Some have proposed that interaural sensitivity should dictate faster impulse response, thus possibly faster sample rates. These is of course another confusion between apples and oranges, thus another fruit salad:
One can take a fast impulse or a slow impulse, and delay it in time. The impulse width is determined by the audio bandwidth. Imulse and bandwidth are one in the same! But you can take a 10usec, 1000usec or any signal (impulse or not) and delay it by 1nsec, sec or an hour. Impulse and delay are independent from each other. The interaural response is about delay, not about impulse width.
The confusion stems from the fact that indeed, it is easier to detect small time timing differences when listening to an impulse (short duration with a fast and distinct attack). But it is wrong to assume that by making the impulse narrower and narrower (faster and faster), such interaural audibility will become better and better. Why?
What happens when we run say a 2usec impulse through a device capable of handling no faster than 20usec impulse? Recalling that we can view impulse as a bandwidth issue, the question can be reworded:
What happens when you run a signal containing 1MHz energy through a device limiting the bandwidth to 100KHz? The answer is: only 100KHz is going to pass through.
We can now look at the answer in the time domain: 100KHz bandwidth? It is a 20usec impulse. The narrow impulse changed into a wider one.
So making the impulse narrower beyond some limit, will not yield faster and more distinct sudden sound. The impulse simply does not get narrower beyond some point. It does get weaker, because the bandwidth limitations imposed by the lowest bandwidth device in the chain removes some of the energy out of the signal. Weaker signal yes, narrower impulse, no.

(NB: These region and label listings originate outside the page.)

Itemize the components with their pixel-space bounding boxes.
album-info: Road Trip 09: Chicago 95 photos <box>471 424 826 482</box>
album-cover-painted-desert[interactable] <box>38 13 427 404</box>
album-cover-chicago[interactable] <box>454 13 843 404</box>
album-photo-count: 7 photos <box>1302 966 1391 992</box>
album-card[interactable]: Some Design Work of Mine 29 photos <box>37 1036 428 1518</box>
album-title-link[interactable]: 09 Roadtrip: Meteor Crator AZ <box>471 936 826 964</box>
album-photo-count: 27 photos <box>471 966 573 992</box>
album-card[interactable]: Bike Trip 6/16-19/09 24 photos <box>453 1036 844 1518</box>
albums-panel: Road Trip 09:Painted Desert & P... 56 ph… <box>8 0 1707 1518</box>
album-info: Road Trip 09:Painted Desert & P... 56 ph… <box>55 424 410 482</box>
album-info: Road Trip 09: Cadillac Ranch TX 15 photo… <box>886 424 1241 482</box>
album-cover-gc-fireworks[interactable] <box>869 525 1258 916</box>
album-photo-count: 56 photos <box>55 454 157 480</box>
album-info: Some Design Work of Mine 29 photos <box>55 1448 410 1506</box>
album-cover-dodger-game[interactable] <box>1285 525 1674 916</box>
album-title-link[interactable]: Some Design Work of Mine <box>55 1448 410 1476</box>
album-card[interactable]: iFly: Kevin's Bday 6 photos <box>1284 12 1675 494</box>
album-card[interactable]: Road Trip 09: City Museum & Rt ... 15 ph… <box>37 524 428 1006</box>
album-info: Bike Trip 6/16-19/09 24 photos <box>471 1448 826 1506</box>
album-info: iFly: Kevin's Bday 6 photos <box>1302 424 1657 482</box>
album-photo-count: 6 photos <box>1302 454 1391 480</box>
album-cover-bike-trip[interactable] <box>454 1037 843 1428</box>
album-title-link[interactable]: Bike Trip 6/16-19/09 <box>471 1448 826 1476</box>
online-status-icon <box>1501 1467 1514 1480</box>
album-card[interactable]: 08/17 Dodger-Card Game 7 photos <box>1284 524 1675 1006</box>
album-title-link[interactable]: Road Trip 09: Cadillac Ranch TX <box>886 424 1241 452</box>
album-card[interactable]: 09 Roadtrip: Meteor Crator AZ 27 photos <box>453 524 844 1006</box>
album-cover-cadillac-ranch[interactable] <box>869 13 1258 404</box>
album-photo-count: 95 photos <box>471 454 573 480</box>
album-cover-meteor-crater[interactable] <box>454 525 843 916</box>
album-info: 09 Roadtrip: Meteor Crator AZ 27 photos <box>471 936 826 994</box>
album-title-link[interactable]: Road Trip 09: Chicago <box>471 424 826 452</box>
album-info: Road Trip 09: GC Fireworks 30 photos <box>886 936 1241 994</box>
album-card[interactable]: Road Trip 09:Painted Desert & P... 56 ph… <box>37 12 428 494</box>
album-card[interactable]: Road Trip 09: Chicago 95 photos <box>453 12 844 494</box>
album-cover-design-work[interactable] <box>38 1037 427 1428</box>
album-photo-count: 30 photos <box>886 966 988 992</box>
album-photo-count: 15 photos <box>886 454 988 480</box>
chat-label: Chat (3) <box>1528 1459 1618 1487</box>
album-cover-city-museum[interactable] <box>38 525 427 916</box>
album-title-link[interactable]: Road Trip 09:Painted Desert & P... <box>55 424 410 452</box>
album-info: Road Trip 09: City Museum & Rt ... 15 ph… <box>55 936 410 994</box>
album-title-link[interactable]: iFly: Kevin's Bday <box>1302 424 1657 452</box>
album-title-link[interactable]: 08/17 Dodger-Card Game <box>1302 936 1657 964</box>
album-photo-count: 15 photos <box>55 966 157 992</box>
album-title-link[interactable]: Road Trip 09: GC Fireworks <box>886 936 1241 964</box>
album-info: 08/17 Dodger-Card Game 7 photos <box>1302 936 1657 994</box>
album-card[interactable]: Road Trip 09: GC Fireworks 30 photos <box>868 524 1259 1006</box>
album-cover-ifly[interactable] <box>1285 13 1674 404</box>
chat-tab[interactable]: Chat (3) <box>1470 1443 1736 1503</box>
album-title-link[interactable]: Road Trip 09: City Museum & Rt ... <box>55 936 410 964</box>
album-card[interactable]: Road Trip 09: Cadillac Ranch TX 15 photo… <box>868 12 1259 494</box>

Again, what is the limiting factor? It is the lowest bandwidth device in the chain (mic speaker or anything else). The proposals to go for 1MHz sampling does dont make sense, not even with 500KHz microphones, speakers, amplifiers, converters… There is still the ear which can not accommodate 500KHz. The ear will only react to the energy portion within the hearing bandwidth, and will filter anything else. The ear will react and interpret a supper fast impulse as a lower amplitude, wider impulse.